Professor Irga showed some data from the local plant life, which seemed to contain Vitamin B12. Except it wasn’t. It was like B12, but didn’t do anything useful. Eating the local plant life would take up the fake-B12 into the body, where it would slot into the ‘receptors’ (I’m not a biologist) that B12 normally slots into, and there it would do nothing except block real B12 being able to be taken up and be used for protecting neurological pathways and helping child nervous system development.

The pre-sophonts also weren’t another human sub-race. They were Vilani – or at least, they were descended from them. They were also stupid.

The Professor’s hypothesis was that when then world was first settled during the First Imperium, the colonists had decided they didn’t like the taste of the local food, so quickly switched to importing a large fraction of their food supplies rather than eating anything home grown. Possibly they noticed the issue with local food, but they didn’t need to eat it so it wasn’t important.

After the Second Imperium collapsed, trade stopped. Access to off-world food became limited, so the billion or so locals were forced to rapidly shift to a local diet or starve. This quickly meant that they began to consume the fake B12, which started causing neurological damage. Over generations, this led to civilisation collapse as each succeeding generation became less intelligent.

For the new settlers, they are a mix of Vilani and Solomani. The Professor thinks that the effects are subtly different for Solomani. A different human species, and their bodies are reacting slightly differently.

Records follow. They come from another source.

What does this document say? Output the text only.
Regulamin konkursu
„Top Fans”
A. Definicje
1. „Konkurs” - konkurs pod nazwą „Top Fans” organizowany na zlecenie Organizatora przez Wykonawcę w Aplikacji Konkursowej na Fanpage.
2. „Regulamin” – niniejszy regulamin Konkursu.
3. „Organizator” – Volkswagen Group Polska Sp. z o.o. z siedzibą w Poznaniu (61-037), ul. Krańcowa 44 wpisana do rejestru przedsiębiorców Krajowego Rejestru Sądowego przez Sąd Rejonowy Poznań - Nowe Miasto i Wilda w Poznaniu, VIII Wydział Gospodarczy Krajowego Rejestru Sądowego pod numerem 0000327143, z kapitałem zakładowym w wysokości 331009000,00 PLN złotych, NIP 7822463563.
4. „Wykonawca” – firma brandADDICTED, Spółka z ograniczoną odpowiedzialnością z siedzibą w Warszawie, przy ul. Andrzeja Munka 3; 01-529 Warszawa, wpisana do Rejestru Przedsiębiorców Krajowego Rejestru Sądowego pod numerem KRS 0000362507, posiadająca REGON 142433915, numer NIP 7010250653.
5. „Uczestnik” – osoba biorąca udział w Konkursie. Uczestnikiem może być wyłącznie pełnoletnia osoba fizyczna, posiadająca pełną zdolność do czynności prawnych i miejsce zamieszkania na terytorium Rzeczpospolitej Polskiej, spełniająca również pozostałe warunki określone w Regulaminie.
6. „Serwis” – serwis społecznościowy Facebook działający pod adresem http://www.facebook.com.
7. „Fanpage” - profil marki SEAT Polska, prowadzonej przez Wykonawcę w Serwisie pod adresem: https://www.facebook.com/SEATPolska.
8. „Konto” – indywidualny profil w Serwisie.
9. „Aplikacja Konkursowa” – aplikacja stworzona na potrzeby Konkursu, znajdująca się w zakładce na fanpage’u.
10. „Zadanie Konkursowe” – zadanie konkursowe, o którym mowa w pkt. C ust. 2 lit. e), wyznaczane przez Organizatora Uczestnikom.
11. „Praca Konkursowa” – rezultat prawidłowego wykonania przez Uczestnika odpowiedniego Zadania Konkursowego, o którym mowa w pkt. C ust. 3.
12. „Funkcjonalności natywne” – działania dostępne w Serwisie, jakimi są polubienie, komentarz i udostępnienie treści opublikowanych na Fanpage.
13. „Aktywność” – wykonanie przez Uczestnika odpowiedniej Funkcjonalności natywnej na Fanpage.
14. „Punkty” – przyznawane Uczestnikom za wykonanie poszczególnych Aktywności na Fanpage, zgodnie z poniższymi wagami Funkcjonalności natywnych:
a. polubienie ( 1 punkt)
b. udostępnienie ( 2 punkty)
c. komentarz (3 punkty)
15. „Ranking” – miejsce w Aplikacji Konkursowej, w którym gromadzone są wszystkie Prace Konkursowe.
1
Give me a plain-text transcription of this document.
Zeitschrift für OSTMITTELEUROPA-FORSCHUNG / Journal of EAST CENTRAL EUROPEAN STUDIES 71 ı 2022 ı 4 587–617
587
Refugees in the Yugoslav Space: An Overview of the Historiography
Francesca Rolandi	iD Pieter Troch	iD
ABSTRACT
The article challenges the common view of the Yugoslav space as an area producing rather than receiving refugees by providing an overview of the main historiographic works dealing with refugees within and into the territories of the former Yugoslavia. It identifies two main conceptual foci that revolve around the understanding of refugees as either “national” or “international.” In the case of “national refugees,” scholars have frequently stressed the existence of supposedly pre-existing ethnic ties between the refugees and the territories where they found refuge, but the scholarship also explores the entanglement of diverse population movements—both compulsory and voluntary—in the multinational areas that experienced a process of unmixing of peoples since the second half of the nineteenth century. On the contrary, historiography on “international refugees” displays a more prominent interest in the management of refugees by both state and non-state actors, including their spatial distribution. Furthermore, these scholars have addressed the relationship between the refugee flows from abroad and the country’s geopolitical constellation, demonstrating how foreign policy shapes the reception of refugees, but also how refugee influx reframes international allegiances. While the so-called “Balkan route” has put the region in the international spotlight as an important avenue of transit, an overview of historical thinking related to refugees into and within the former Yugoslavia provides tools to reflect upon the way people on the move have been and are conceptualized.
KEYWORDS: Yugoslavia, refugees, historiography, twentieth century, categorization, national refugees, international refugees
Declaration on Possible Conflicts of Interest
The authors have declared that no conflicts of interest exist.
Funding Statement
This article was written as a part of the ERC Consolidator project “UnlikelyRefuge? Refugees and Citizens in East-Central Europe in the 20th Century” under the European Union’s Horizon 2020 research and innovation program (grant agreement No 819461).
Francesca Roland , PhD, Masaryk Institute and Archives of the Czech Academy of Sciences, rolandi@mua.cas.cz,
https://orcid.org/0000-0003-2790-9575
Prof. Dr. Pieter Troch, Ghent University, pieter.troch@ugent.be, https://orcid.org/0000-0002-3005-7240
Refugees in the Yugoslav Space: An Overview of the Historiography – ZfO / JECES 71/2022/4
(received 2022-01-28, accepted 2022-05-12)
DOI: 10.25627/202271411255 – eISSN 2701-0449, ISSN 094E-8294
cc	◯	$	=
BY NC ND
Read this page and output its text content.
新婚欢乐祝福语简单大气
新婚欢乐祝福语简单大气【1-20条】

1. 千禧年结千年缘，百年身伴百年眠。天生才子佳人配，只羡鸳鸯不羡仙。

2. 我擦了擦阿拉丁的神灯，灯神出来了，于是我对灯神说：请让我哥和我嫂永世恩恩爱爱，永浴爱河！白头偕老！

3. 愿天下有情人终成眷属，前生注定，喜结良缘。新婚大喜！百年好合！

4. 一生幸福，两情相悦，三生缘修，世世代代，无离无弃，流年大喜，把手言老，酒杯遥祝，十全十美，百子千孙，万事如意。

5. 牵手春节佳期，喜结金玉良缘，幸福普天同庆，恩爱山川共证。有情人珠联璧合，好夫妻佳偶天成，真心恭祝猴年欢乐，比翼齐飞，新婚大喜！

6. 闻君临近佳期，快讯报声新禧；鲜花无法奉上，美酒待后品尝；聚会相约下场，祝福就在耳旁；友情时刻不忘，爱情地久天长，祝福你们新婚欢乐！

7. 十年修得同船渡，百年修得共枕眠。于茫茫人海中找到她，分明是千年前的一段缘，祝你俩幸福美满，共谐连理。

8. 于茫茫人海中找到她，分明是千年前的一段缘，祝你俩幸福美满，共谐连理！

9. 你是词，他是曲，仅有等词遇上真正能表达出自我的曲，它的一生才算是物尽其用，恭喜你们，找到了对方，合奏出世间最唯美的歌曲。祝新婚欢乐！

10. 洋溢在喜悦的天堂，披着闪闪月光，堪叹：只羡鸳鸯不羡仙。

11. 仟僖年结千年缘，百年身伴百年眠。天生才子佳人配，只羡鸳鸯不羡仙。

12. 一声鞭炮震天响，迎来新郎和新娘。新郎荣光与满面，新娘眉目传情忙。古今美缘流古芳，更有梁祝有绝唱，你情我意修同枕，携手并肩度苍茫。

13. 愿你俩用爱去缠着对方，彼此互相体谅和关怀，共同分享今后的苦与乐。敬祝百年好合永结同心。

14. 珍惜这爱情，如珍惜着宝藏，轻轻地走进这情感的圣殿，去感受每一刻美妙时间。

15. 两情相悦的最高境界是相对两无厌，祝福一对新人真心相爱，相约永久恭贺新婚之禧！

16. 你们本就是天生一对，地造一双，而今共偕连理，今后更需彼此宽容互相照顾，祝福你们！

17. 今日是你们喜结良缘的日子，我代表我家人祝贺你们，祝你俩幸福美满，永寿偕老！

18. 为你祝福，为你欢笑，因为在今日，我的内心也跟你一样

This all lead, surprisingly, into a discussion about law. The university at Sylea had been offering a bounty for anyone who could bring back some pre-sophonts from this world for study. However, these were post-sophont Vilani. They were humans, so presumably had all the rights of humans. Would catching some and bringing them back count as slavery? Or at the very least, would it be human trafficking? It probably depended on what the University would do with them.

It could be argued that they were being brought back for medical intervention, and that they had diminished responsibilities due to their necrological disorders. But the Travellers would need to be careful if they did this, even if their intentions were to find a cure for the locals.

And that was where we left things for the evening.

Though it didn’t quite go as planned, I think things went well. The players picked up on things pretty quickly, so it wasn’t so much an info-dump by the Professor, but more a discussion and confirmation on the lines that they were already thinking. And nobody seemed to mind it. They also didn’t seem to mind going down the legal rabbit hole that Irian started.